There are two types of poorly made films, those which house no artistic merit whatsoever and those made with malicious intent that seek to exploit the viewer’s time while nonetheless garnering its cash. Then there’s films like Shunichi Nagasaki’s Shikoku, which happens to assume both forms of aesthetic insult and artistic depravity.

The illogic in filmmakers’ and production companies’ decision to “get something back” when they are in the presence of an artistic bomb of their own creation is akin to the non sequitur demands by academia to have their faculty enroute to tenure safety to either “publish or perish.” What the latter creates is a quagmire of materials which must be waded through because, in forcing people to say something without bothering to ask whether or not they have something to say, you wind up sponsoring the mass pollution of the literary environment. As such, when financers look at the void where their money used to be after “taking a risk” on an artistic endeavor (God forbid an exec take the time to do a little research in the field of aesthetics instead of viewing the arts as yet another economic cradle to be robbed), films like Shikoku flood the market due to the sole fact that such suits do not house the slightest vestige of concern for an audience’s satisfaction, anymore than they might pause to humor the notion that money can be well spent in the form of ticket sales. All they care and know anything about it that money can be spent and, preferably, upon their product.

That said, get your hip waders on . . . . the cinematic toxicity levels within the surrounding area is extremely high.

In Nagasaki’s unrepentant theft of the premise of Hideo Nakata’s Ringu (as it plays out like a vain prequel, which by no means is meant to imply that the slightest correlation exists between Shikoku and the prowess of Norio Tsuruta’s Ringu Ø: Bâsudei), which–and I’m not making this up–includes the line, “Like shit sticks to a goldfish” (regardless if this is a translation faux pas or no . . . ), the plot is atrophied as its only rival is the film’s amateur, immature characterization (imagine dorks on parade shot through a 1980’s lens); poor acting; inane sentimentality; embarrassing lack of style or character; all topped off by the director’s failure to incite even the slightest interest in his viewer as the feature lags, believe it or not, from the first frame until its laborious last. Thank God for small favors in that the feature is largely underlit through much of its running time thus inadvertently helping to hide the fact that what is occurring onscreen is far from a film, or even anything resembling art for that matter.

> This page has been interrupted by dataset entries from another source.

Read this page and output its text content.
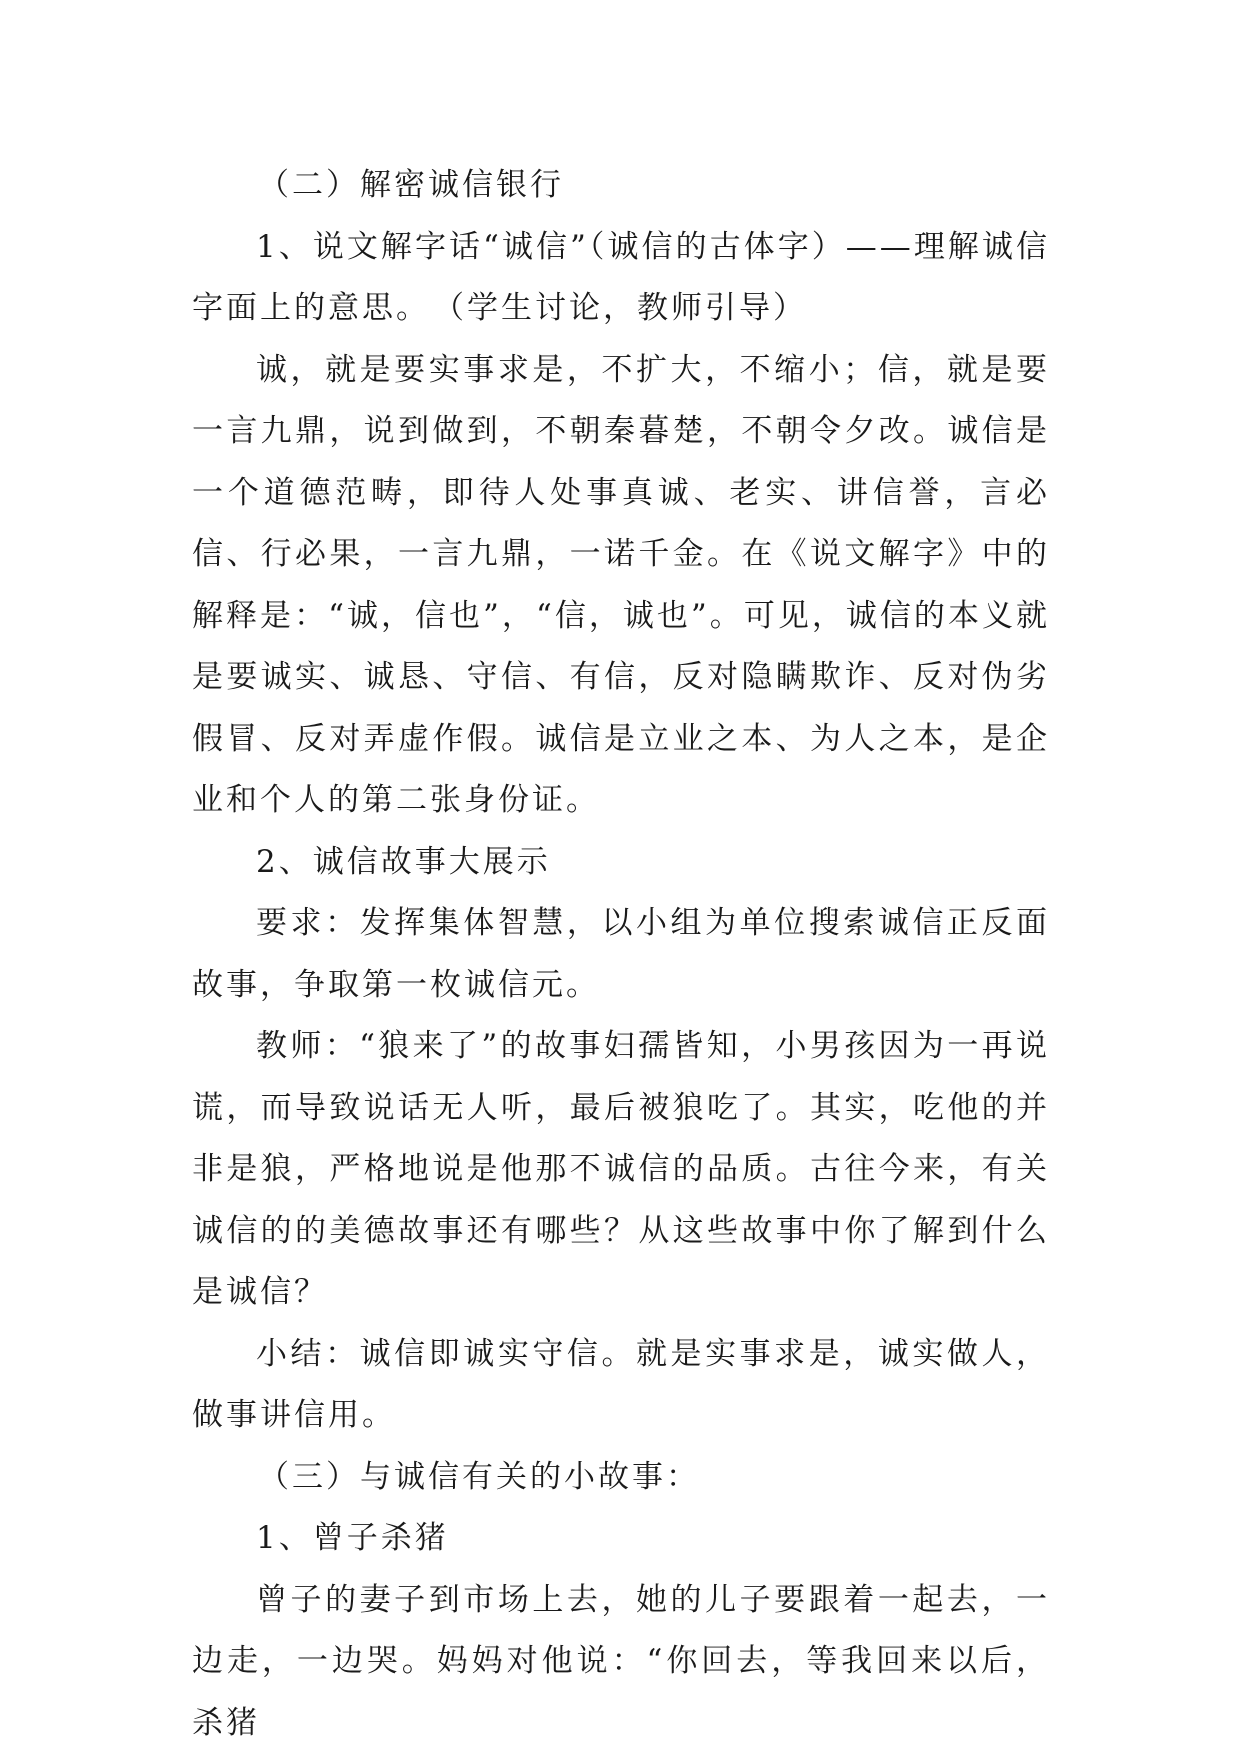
（二）解密诚信银行

1、说文解字话“诚信”（诚信的古体字）——理解诚信字面上的意思。　（学生讨论，教师引导）

诚，就是要实事求是，不扩大，不缩小；信，就是要一言九鼎，说到做到，不朝秦暮楚，不朝令夕改。诚信是一个道德范畴，即待人处事真诚、老实、讲信誉，言必信、行必果，一言九鼎，一诺千金。在《说文解字》中的解释是：“诚，信也”，“信，诚也”。可见，诚信的本义就是要诚实、诚恳、守信、有信，反对隐瞒欺诈、反对伪劣假冒、反对弄虚作假。诚信是立业之本、为人之本，是企业和个人的第二张身份证。

2、诚信故事大展示

要求：发挥集体智慧，以小组为单位搜索诚信正反面故事，争取第一枚诚信元。

教师：“狼来了”的故事妇孺皆知，小男孩因为一再说谎，而导致说话无人听，最后被狼吃了。其实，吃他的并非是狼，严格地说是他那不诚信的品质。古往今来，有关诚信的的美德故事还有哪些？从这些故事中你了解到什么是诚信？

小结：诚信即诚实守信。就是实事求是，诚实做人，做事讲信用。

（三）与诚信有关的小故事：

1、曾子杀猪

曾子的妻子到市场上去，她的儿子要跟着一起去，一边走，一边哭。妈妈对他说：“你回去，等我回来以后，杀猪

Then there’s the issue of the quakey, handheld camera, which serves as a means to a physiological and psychological ends in Daniel Myrick’s The Blair Witch Project, that is, to offset the audience’s equilibrium, thus compounding the tension and stress of the predicament at hand. Conversely, Shikoku’s similarly-shot cinematography seems to carry the primary agenda of mere annoyance without otherwise housing a legitimate aesthetic purpose as it calmly tells its tale while its soundtrack politely serenades the viewer. This says nothing of the logistics of such photography being valid in the former’s subjective perspective while, in Nagasaki’s film, the largely omniscient POV is without justification as its undulations refuse to do its audience the curiously of deviating between its sporadic shifts in focus. To put it another way, I often wondered if Nagasaki was drunk during the filming of Shikoku due to the abnormal number of ground-level shots which somehow, miraculously defying the laws of physics, managed to continue to quiver.

In the end, the overt offense of releasing Shikoku wasn’t enough. In an act of either arrogant hubris and the pretentious inability to accept the fact that one’s decisions were erroneous from the offset, or due to mere greed, those responsible for the feature opted to attempt to milk their investment for all it was worth and, as such, subsequently spread their cinematic filth worldwide. And you wonder why some critics applaud the mere mention of independent cinema? In short, on purely artistic and ethic grounds, I’d rather be midway through a conversation about Democracy with Pol Pot over a plate of smoked ribs prepared by Jeffrey Dahmer as Count Vlad begins my pedicure for my forthcoming wedding to Ilse Koch while the Marquis de Sade, with Caligula assisting, preps for my upcoming proctology exam which is to be supervised by none other than Adolph Hitler than to have to suffer the slings and poison-tipped arrows that is Shunichi Nagasaki’s outrageous misfortune called Shikoku.